One of White's major aims is to present a new translation of The Analects that is both accurate and expressed in modern English to promote Chinese culture across national and cultural boundaries.
"The previous translations of The Analects into English by scholars such as Legge and Waley were accurate enough but were done a century ago. Besides, they were aimed at other scholars, not at the general public. So the language is old-fashioned, pedantic and unappealing to modern readers," White says.
"The other reason (for doing the book) was my realization that there is a wealth of wisdom in the Chinese classics as of yet undiscovered by foreign readers."
He was pleased to note that his longtime friend, Hu Min, CEO of New Channel International Education Group, who planned the publication of the book, says it will be the first of a series of Chinese classics, including Sun Tzu's The Art of War, to be produced along similar lines.
British translator Paul White hopes to offer a version that is up-to-date. [Photo provided to China Daily]
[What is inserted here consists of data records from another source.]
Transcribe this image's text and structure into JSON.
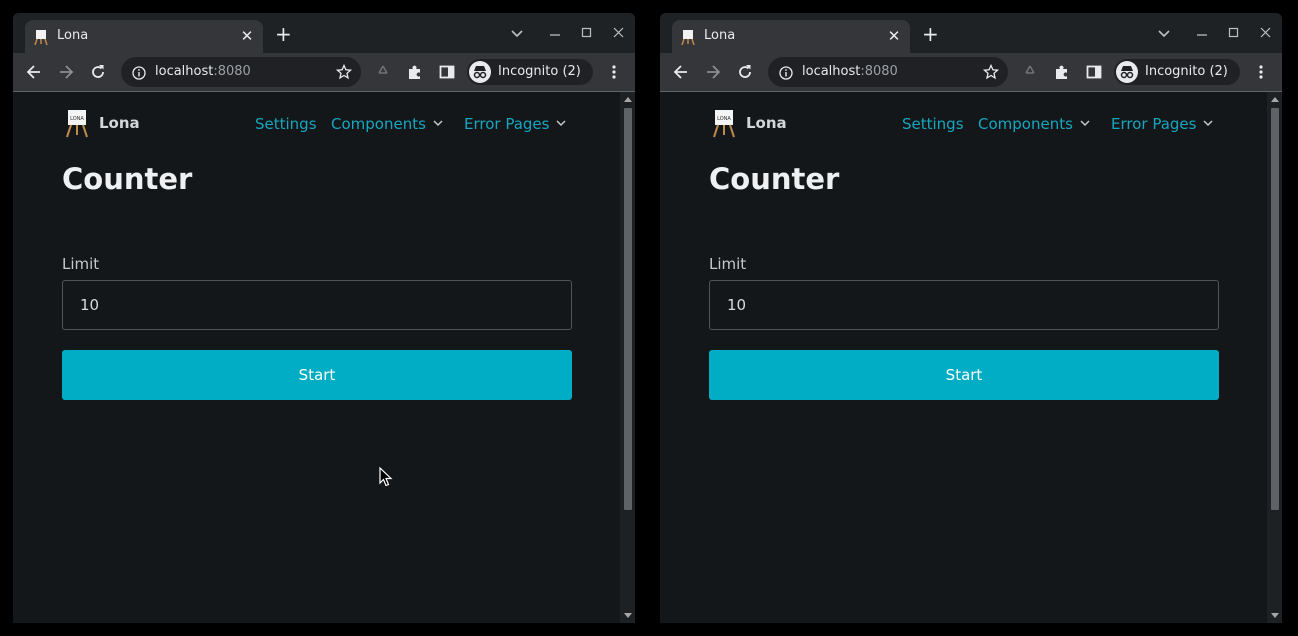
{
  "windows": [
    {
      "tab": {
        "title": "Lona"
      },
      "address": {
        "host": "localhost",
        "port": ":8080"
      },
      "profile": {
        "label": "Incognito (2)"
      },
      "page": {
        "brand": "Lona",
        "nav": {
          "settings": "Settings",
          "components": "Components",
          "error_pages": "Error Pages"
        },
        "title": "Counter",
        "limit_label": "Limit",
        "limit_value": "10",
        "start_label": "Start"
      }
    },
    {
      "tab": {
        "title": "Lona"
      },
      "address": {
        "host": "localhost",
        "port": ":8080"
      },
      "profile": {
        "label": "Incognito (2)"
      },
      "page": {
        "brand": "Lona",
        "nav": {
          "settings": "Settings",
          "components": "Components",
          "error_pages": "Error Pages"
        },
        "title": "Counter",
        "limit_label": "Limit",
        "limit_value": "10",
        "start_label": "Start"
      }
    }
  ],
  "icons": {
    "favicon": "lona-easel-icon",
    "tab_close": "close-icon",
    "new_tab": "plus-icon",
    "tab_search": "chevron-down-icon",
    "minimize": "minimize-icon",
    "maximize": "maximize-icon",
    "close_window": "close-icon",
    "back": "arrow-left-icon",
    "forward": "arrow-right-icon",
    "reload": "reload-icon",
    "site_info": "info-icon",
    "bookmark": "star-icon",
    "recycle": "recycle-icon",
    "extensions": "puzzle-icon",
    "side_panel": "side-panel-icon",
    "incognito": "incognito-icon",
    "menu": "kebab-menu-icon"
  },
  "colors": {
    "page_background": "#13171a",
    "accent_link": "#17a6bf",
    "button_primary": "#00adc4",
    "chrome_tab": "#35363a",
    "chrome_frame": "#1f2225"
  }
}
For White, the biggest challenge in the translation is reproducing the rhythm of the original text.
"Chinese characters can be arranged neatly, each expressing a single idea and each taking roughly the same time to pronounce," he explains. "English words, however, differ in length, and sometimes several English words are needed to translate one Chinese character."
White tried to find solutions that were both accurate and still showed a beauty of symmetry, such as: "The wise delight in water, the benevolent in hills. The wise are active, while the benevolent are still. The wise enjoy life, while the benevolent achieve longevity."
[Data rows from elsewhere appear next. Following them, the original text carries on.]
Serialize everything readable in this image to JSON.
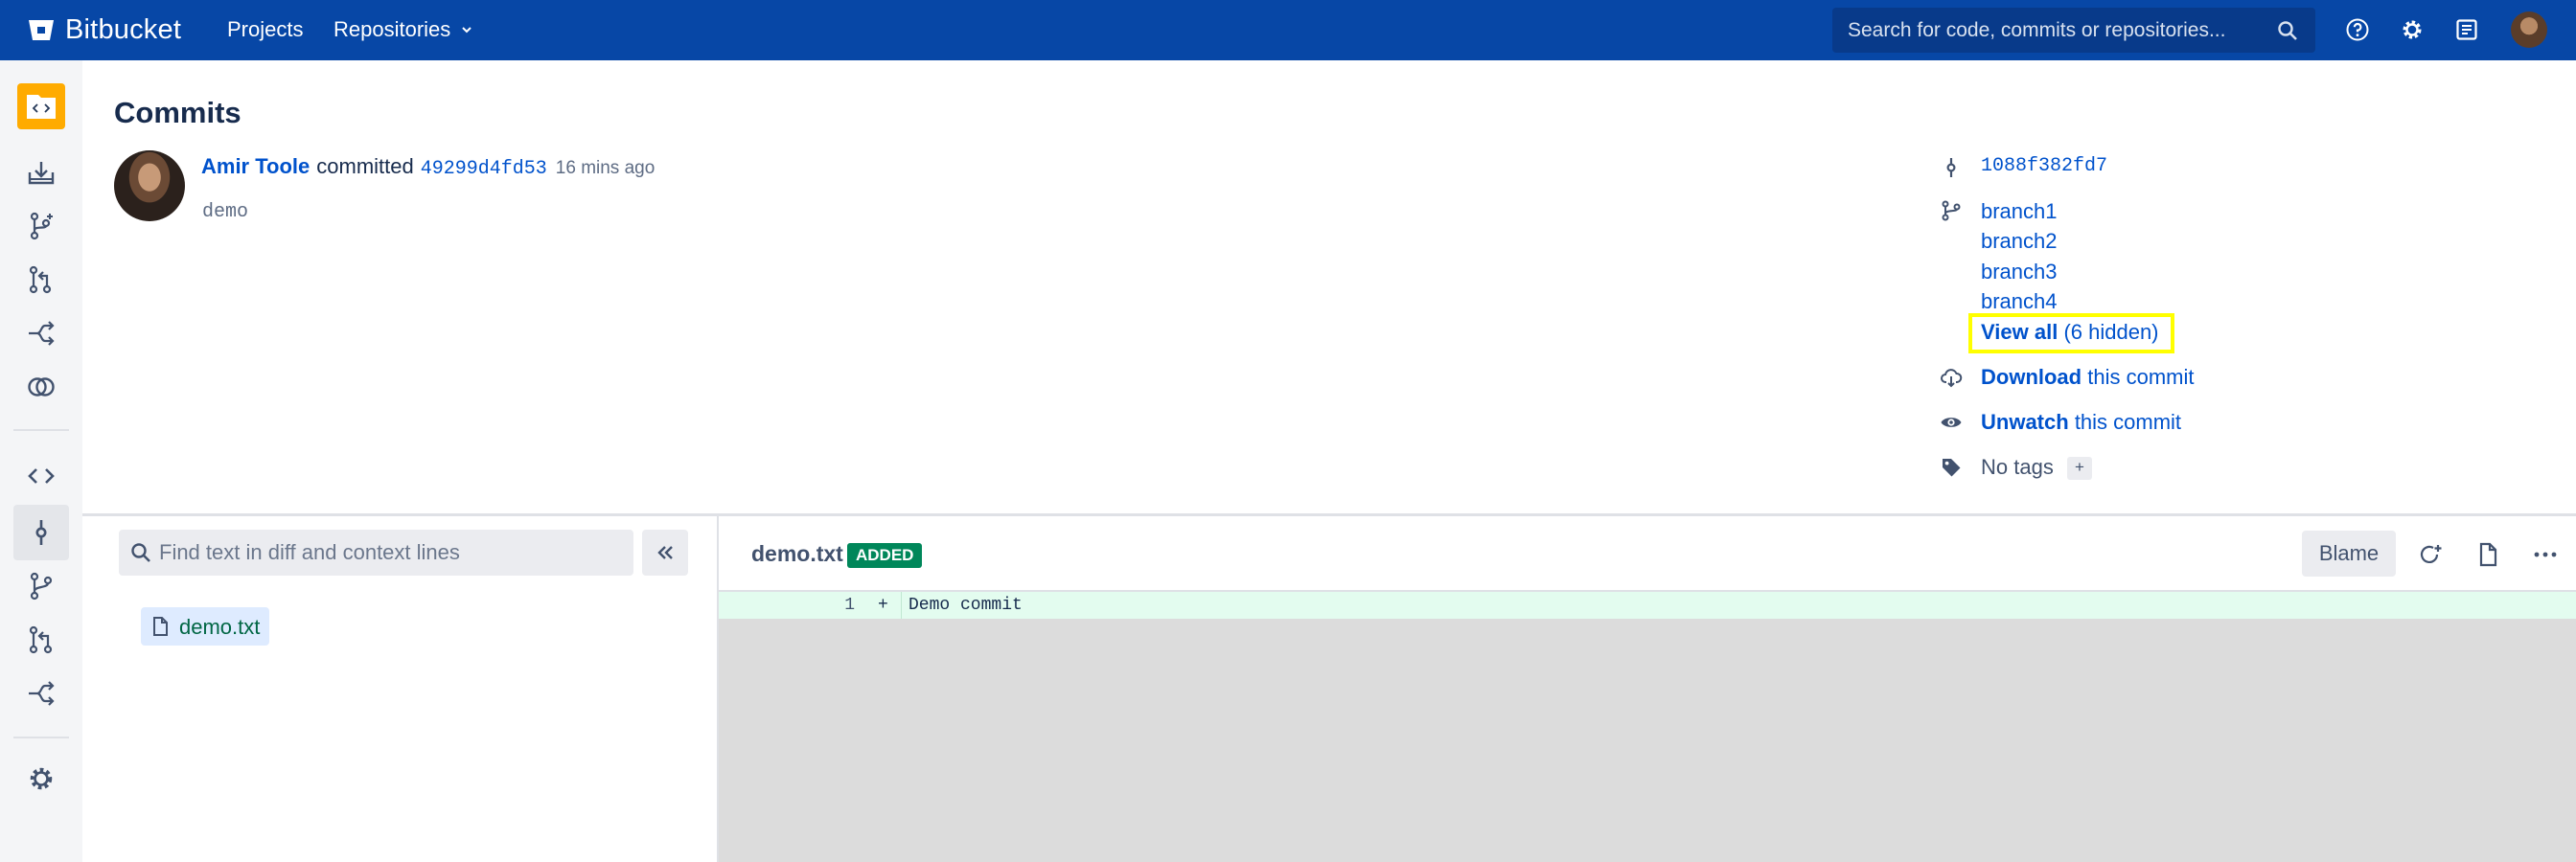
{
  "topnav": {
    "brand": "Bitbucket",
    "links": {
      "projects": "Projects",
      "repositories": "Repositories"
    },
    "search_placeholder": "Search for code, commits or repositories...",
    "background": "#0747a6"
  },
  "page": {
    "title": "Commits"
  },
  "commit": {
    "author": "Amir Toole",
    "verb": "committed",
    "hash": "49299d4fd53",
    "time": "16 mins ago",
    "message": "demo"
  },
  "meta": {
    "parent_hash": "1088f382fd7",
    "branches": [
      "branch1",
      "branch2",
      "branch3",
      "branch4"
    ],
    "view_all": {
      "label": "View all",
      "count": "(6 hidden)"
    },
    "download": {
      "action": "Download",
      "rest": "this commit"
    },
    "unwatch": {
      "action": "Unwatch",
      "rest": "this commit"
    },
    "tags": {
      "label": "No tags",
      "add": "+"
    }
  },
  "filetree": {
    "filter_placeholder": "Find text in diff and context lines",
    "files": [
      "demo.txt"
    ]
  },
  "diff": {
    "filename": "demo.txt",
    "badge": "ADDED",
    "blame_label": "Blame",
    "lines": [
      {
        "number": "1",
        "sign": "+",
        "code": "Demo commit"
      }
    ]
  },
  "colors": {
    "link": "#0052cc",
    "added_badge": "#00875a",
    "added_line": "#e3fcef",
    "highlight_box": "#ffff00",
    "project_avatar": "#ffab00"
  },
  "icons": {
    "top": [
      "help-icon",
      "settings-icon",
      "notifications-icon"
    ],
    "sidebar": [
      "clone-icon",
      "create-branch-icon",
      "create-pull-request-icon",
      "fork-icon",
      "compare-icon",
      "source-icon",
      "commits-icon",
      "branches-icon",
      "pull-requests-icon",
      "forks-icon",
      "repository-settings-icon"
    ]
  }
}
He believes Confucius' recommendations for personal conduct, such as, "do not do unto others what you would not have them do to you", are applicable to solving today's problems.
However, he also sees Confucius' emphasis on the importance of hierarchy as not being that in tune with the modern world.
Students from Beijing No 2 Experimental Primary School sing and recite the classical verses passed down from more than 2,000 years ago. [Photo provided to China Daily]
Veteran Chinese translator Xu Yuanchong published his rendering of The Analectsin English in 2011. It was released by China Intercontinental Press under the title, Thus Spoke the Master.
In the book's preface, Xu recounts an anecdote about 75 Nobel Prize winners, who gathered at Paris in 1988 and made a statement to the effect that humankind should seek wisdom from Confucius to live peaceful and happy lives in the 21st century.
"If all the world preached and practiced against violence and disorder, then even the conflicting sides in the world could be reconciled. That is the reason, I think, the Nobel Prize winners would seek wisdom from Confucius to put the world in good order," Xu says.
This may partly explain why The Analectscontinues to attract increasing numbers of readers and fans worldwide. The publisher says its samples drew a lot of attention at the Book Expo America, which took place in the United States in late May.
In China, more schools are listing it among their must-read books and present it in the form of various activities as part of their curriculums.
It is hoped that this new bilingual audio version will help students to value the roots of Chinese culture and enable them to think and communicate with international insight, says Huang Lihua, a senior teacher with Beijing No 2 Experimental Primary School.
The book's editors summarize the core of Confucius' thought as ren, or benevolence, which is one of the most important sources of traditional Chinese culture.
In the 18th century, English poet Alexander Pope realized that and wrote in The Temple of Fame: "Superior and alone, Confucius stood, Who taught that useful science, to be good."